Viewers who still miss "Gilmore Girls," take heart: A series with a similar sensibility debuts tonight at 9 on ABC Family. "Bunheads," from "Gilmore Girls" creator Amy Sherman Palladino, has familiar rat-a-tat-tat dialogue patter in a small-town setting. Is it up to the high standards of the first few seasons of "Gilmore Girls"? Not yet. But the pilot shows potential.
With a setting in the dance world -- the show's title is a slang term for a ballet dancer -- "Bunheads" may capture halo effect interest from the popularity of "Dance Moms," but the fictional "Bunheads" characters are more charming and infinitely more interesting than the real people on "Dance Moms."
The "Bunheads" story begins as 30-something showgirl Michelle Simms (Tony winner Sutton Foster) bemoans her career fate: stranded in Vegas with few opportunities to put her classical dance training to good use.
What's more, she's got a secret admirer/stalker, Hubbell (Alan Ruck, "Spin City"), who manages to get backstage and bring her flowers on a monthly basis. She blows him off repeatedly, but after failing to land a part at an audition set up by a friend, Michelle agrees to have dinner with Hub.
Dinner leads to drinks, which leads to a quickie wedding, which leads her to move with him to the sleepy, fictional California beachfront town of Paradise where Hub's mother, Fanny (Kelly Bishop, who played Lorelai's mom on "Gilmore Girls"), runs a dance studio.
The "Bunheads" pilot feels a little clunky and unshaped -- not to mention, improbable. At first the show seems like it will be about Michelle, but then there are chunks of time devoted to a quartet of teenage students at Fanny's school.
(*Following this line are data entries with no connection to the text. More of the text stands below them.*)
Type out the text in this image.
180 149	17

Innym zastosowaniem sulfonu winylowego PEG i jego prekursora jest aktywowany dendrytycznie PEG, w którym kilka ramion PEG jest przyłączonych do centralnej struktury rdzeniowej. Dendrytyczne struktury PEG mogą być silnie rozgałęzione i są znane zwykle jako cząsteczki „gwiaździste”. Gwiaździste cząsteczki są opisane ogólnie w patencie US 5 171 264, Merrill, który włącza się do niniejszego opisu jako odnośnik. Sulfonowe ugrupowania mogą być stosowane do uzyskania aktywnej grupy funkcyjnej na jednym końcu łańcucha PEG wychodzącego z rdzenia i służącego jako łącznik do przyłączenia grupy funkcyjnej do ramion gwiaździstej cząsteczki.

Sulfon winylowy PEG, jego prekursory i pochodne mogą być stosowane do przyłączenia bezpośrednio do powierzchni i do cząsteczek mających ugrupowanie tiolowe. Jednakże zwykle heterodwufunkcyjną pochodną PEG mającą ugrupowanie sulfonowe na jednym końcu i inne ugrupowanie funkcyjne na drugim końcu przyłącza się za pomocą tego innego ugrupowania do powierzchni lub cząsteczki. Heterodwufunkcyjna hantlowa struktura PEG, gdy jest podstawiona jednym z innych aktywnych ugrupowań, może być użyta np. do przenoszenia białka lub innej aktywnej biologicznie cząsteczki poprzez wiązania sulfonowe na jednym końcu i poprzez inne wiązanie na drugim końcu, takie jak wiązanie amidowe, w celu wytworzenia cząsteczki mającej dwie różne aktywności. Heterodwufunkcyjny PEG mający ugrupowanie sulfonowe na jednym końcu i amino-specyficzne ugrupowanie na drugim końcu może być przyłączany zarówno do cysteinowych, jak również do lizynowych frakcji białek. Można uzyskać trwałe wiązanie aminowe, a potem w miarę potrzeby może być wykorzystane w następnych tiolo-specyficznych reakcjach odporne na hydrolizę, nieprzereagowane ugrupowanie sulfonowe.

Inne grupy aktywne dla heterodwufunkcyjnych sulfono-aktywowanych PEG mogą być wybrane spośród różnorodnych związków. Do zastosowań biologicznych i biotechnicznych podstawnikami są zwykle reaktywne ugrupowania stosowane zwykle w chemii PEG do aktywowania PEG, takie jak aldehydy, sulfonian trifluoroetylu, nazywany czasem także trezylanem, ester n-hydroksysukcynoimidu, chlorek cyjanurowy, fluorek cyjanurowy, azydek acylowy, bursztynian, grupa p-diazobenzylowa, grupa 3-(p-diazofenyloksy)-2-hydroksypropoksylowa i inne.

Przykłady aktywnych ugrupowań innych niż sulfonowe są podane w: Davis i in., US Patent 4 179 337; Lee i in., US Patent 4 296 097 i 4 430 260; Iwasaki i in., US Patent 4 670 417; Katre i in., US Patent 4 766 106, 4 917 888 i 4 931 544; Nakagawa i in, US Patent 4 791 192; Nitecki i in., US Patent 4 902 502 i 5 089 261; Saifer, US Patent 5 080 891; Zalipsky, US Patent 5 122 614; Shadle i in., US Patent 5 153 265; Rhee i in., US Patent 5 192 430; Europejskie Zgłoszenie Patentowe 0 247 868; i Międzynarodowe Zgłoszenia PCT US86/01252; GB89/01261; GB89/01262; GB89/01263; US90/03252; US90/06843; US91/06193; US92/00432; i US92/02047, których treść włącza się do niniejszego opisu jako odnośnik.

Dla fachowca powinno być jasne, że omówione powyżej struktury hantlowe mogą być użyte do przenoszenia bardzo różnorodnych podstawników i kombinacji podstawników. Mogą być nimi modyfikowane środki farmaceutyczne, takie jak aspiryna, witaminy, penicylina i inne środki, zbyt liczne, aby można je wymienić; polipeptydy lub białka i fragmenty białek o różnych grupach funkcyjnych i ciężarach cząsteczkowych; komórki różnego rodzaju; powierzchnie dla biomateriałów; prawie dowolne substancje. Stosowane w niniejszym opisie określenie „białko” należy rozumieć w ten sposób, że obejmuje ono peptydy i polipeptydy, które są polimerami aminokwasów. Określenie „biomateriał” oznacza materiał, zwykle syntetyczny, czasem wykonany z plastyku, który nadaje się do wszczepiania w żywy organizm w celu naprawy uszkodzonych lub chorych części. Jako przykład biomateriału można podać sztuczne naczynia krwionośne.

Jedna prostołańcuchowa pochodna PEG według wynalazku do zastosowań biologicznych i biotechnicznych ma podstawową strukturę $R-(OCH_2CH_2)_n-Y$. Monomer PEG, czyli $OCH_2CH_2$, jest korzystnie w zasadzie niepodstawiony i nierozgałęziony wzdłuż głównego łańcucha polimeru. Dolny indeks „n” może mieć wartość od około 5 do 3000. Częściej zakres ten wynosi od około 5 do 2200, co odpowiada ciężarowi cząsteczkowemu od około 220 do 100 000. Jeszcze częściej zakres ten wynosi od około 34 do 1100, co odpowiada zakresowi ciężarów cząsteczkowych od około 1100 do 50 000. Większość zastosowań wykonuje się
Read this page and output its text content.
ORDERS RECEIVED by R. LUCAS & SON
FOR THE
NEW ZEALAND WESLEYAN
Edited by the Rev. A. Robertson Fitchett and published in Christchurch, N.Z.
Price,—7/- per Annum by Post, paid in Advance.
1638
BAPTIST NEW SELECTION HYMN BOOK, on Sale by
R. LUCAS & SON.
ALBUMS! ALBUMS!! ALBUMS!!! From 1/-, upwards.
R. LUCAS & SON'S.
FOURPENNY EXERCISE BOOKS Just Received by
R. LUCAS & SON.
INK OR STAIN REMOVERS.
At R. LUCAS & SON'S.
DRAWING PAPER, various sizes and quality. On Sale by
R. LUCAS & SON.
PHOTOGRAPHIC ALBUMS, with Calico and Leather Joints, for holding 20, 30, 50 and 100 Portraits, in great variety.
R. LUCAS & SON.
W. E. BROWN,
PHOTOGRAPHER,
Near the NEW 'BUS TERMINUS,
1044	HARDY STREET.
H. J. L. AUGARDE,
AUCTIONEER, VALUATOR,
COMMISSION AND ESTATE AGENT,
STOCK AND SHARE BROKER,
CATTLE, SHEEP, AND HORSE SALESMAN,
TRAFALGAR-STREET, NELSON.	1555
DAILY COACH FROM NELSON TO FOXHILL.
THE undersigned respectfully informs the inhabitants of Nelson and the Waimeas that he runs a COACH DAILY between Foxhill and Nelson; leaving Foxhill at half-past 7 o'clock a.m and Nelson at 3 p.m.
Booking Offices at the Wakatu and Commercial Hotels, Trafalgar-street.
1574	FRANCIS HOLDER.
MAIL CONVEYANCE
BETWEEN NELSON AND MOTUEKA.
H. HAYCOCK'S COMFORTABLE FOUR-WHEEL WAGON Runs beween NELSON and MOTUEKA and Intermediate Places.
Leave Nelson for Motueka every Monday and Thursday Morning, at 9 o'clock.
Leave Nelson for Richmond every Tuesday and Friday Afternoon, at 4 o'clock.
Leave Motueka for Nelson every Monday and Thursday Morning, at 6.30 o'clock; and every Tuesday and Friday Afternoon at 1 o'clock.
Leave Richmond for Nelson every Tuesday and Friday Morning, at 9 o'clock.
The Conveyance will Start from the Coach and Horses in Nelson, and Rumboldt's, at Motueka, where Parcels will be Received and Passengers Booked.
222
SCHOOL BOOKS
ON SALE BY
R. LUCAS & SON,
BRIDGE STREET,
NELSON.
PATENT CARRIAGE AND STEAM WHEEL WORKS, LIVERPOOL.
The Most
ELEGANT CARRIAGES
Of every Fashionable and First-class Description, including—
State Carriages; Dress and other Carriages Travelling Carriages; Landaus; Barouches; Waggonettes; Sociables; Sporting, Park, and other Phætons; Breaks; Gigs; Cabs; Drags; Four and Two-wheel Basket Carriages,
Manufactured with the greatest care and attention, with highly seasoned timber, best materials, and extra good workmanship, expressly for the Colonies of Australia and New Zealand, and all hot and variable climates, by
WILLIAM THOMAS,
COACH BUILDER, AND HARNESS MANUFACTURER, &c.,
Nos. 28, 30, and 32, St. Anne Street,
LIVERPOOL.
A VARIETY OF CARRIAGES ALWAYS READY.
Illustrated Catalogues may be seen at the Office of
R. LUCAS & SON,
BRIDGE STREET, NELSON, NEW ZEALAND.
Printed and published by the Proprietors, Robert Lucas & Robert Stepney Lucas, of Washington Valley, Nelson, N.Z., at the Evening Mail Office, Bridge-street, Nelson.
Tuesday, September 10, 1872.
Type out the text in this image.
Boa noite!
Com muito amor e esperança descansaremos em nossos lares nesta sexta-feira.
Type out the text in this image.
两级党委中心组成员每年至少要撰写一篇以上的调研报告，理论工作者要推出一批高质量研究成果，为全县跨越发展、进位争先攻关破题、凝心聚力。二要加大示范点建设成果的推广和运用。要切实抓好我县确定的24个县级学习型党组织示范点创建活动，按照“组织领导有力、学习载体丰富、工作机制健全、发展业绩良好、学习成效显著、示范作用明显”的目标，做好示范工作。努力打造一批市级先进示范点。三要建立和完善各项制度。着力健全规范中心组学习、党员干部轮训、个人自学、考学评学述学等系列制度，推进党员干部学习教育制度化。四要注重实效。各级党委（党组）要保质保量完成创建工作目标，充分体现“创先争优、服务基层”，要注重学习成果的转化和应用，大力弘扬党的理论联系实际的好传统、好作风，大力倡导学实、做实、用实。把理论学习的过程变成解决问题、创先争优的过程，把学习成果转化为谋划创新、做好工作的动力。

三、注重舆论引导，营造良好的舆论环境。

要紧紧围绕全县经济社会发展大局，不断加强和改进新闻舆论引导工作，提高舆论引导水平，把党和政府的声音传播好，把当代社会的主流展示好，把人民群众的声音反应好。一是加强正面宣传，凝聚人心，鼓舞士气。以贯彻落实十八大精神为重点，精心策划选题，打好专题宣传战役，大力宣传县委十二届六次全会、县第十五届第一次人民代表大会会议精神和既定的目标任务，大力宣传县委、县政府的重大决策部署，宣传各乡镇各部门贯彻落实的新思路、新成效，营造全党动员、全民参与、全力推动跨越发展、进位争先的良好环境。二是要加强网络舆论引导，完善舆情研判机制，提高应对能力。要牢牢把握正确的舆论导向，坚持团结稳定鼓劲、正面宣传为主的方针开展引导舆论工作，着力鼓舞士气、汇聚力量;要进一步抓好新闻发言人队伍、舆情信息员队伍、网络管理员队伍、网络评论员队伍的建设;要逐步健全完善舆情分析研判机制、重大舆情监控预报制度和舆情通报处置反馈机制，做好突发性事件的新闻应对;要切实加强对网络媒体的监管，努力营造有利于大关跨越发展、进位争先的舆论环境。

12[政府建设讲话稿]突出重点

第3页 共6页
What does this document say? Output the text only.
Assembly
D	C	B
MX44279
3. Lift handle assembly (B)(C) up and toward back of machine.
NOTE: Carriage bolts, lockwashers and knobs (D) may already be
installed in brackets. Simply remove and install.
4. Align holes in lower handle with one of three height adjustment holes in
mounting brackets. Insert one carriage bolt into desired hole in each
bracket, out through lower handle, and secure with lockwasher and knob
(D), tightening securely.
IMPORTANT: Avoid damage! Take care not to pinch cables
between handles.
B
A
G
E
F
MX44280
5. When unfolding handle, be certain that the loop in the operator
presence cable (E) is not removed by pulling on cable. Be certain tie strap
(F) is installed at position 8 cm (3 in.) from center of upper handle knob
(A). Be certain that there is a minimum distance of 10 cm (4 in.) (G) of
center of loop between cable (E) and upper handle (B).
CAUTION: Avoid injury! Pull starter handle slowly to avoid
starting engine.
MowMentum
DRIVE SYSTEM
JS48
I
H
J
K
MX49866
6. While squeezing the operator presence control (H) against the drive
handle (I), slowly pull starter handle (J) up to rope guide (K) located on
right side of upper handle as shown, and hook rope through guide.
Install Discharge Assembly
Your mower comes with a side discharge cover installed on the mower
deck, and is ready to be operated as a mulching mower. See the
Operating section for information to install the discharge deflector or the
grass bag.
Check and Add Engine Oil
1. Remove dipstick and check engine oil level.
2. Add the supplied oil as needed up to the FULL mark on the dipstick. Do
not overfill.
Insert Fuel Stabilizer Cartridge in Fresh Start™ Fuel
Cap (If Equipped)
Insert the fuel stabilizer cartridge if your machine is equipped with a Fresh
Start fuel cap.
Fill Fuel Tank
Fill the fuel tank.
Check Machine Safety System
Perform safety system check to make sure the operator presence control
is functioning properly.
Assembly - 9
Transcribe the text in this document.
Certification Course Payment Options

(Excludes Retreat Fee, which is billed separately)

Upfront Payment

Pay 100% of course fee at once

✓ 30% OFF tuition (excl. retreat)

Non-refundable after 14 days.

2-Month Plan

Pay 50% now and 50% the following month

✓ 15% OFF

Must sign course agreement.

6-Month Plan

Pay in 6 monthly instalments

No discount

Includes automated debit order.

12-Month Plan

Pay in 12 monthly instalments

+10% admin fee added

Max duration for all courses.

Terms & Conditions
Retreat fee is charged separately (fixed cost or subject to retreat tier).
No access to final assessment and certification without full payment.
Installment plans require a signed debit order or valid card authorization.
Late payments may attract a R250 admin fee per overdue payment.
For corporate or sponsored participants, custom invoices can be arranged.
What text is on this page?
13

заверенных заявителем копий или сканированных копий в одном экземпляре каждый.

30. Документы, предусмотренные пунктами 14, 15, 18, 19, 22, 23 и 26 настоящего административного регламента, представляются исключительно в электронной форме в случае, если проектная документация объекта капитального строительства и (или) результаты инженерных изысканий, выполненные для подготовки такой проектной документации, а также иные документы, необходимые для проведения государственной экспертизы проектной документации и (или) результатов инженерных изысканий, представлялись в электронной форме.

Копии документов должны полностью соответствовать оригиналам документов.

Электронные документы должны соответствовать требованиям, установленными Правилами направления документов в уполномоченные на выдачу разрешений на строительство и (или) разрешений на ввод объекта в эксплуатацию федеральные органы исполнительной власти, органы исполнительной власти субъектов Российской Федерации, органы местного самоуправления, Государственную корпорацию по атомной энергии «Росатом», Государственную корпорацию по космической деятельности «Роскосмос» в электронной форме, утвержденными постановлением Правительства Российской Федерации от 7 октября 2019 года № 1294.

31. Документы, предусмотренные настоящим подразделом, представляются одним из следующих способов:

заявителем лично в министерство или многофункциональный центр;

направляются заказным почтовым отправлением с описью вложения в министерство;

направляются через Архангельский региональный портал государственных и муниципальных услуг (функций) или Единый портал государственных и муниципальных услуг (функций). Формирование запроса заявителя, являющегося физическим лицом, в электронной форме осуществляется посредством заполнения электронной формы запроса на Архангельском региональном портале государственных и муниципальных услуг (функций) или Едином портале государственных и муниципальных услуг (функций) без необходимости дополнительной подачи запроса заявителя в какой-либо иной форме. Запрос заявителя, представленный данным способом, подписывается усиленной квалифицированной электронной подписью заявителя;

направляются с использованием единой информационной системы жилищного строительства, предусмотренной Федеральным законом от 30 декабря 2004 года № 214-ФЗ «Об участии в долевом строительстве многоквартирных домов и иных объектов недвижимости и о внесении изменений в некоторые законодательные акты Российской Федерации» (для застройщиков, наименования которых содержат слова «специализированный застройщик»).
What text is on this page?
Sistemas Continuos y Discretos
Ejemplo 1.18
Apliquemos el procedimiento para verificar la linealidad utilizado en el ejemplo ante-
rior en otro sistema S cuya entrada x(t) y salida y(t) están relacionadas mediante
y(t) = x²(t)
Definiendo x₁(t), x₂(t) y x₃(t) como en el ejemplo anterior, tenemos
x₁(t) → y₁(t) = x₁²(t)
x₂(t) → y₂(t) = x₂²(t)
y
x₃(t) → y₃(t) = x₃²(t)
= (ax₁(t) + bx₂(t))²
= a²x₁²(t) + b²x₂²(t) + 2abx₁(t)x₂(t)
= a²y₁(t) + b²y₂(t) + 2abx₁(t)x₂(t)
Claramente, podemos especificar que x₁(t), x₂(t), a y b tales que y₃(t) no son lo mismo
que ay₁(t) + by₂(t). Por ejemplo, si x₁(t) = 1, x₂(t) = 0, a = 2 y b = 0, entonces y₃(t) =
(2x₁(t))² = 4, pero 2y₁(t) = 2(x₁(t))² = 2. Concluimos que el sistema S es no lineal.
Boo (Kaitlyn Jenkins) struggles with body image issues, and Sasha (Julia Goldani Telles) comes off as the Mean Girl. Two others -- Ginny (Bailey Buntain) and Melanie (Emma Dumont) -- make less of an impression, but you can imagine a way of integrating the girls' stories with Michelle's arrival, presuming she starts teaching at the school in future episodes.
The "Bunheads" premiere is one of those premise pilots that sets up the series but doesn't really define what the show will be going forward, particularly given the way it ends. "Bunheads" feels like it's taking shape but hasn't coalesced in its first episode.
But what it does get right is the introduction of characters from whom a lot of potential stories can flow. And thanks to Ms. Palladino's penchant for crackling dialogue, "Bunheads" is a breezy, entertaining hour of TV.
Her dialogue for Michelle, in particular, brings to mind the sarcasm of Lorelai Gilmore, particularly when Michelle pouts about not getting a role due to age: "It's 'no' because you're starting to look like an IHOP cashier."
While creative types generally hate the notion of repeating themselves, for viewers seeking the TV equivalent of comfort food, it's not such a bad thing. And if something is to be repeated, there are certainly worse things to echo than "Gilmore Girls."